Il 24 novembre 1923, le spoglie di Angelo ritornarono trionfalmente a Mantova, accompagnate dal padre rientrato dagli Stati Uniti. Alla testa del corteo la Medaglia d’Oro al Valor Militare, concessa dal Re il 7 settembre 1919 con la seguente motivazione: «Chiesto ed ottenuto il comando della pattuglia di punta, composta da cinque arditi, alla testa di essa precedeva il proprio reparto d’assalto. Avuto sentore della presenza di imprecisate forze nemiche in un fabbricato, dopo averne mandato sollecito avviso al proprio comandante, risolutamente e per primo si slanciava nel fabbricato stesso, affrontandone, con insuperabile audacia, a colpi di bomba a mano, i difensori di gran lunga più numerosi.

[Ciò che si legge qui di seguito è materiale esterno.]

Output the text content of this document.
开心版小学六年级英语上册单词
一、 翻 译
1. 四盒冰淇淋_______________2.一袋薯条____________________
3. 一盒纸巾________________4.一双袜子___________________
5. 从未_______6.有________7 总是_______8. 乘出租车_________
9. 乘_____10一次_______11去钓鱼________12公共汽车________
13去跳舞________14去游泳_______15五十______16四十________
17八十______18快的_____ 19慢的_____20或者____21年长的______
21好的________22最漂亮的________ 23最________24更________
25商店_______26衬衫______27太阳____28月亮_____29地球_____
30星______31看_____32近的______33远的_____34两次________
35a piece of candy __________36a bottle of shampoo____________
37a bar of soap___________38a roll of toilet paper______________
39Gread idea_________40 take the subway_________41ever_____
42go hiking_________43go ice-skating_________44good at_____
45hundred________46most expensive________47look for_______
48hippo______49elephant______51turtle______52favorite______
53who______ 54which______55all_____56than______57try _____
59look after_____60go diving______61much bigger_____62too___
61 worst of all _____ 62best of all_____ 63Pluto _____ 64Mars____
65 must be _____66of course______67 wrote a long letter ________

Alla violenta reazione di questi, impegnava, insieme coi suoi, una accanita mischia, corpo a corpo, abbattendo un ufficiale avversario. Pugnalato a sua volta, continuava disperatamente, coi suoi arditi, nella strenua ed impari lotta, mettendo fuori combattimento numerosi nemici, finché crivellato di colpi, gloriosamente cadde, fulgido esempio di eroico valore». (Castello di Susegana, 29 ottobre 1918).
Strade a lui intitolate si trovano a Conegliano, a Longobucco e a Mantova. Vari suoi documenti e cimeli personali sono conservati presso la sezione “Angelo Parrilla” del Museo comunale di Longobucco (Salvatore Muraca) © ICSAIC 2022 – 3 

Nota bibliografica

  • Ministero della Guerra, B.U. Dispensa n. 81, 12 settembre 1919, Regio Decreto 7 settembre 1919;
  • Le onoranze alla salma di Angelo Parrilla, decorato di Medaglia d’Oro, «Il Giornale», 25 novembre 1923;
  • Ministero della Guerra, Militari caduti nella guerra nazionale 1915-­1918. Albo d’Oro, vol. IV: Calabria, Roma 1928;
  • Salvatore Muraca (a cura di), Medaglia d’Oro al Valor Militare – Un “Ragazzo del 99”: Angelo Parrilla, Plane, San Giovanni in Fiore, 2006;
  • Rocco Liberti, Medaglie d’oro al valor militare concesse a calabresi della provincia di Cosenza per atti eroici compiuti durante la Grande Guerrain «Calabria Sconosciuta», XXXVIII, 145, 2015;
  • Enzo Faidutti, L’eroe di Collalbrigo, Angelo Parrilla, medaglia d’oro al V.M., in «Fiamme verdi»n. 2, 2005.

Nota archivistica

  • Comune di Longobucco, Registro atti di nascita, 1899, n. 1;
  • Comune di Longobucco, Registro atti di morte, 1919, parte II/C, n. 4;
  • Archivio storico Comune di Longobucco, XV: Guerra-Caduti, 5: Angelo Parrilla;
  • Archivio privato Famiglia Parrilla.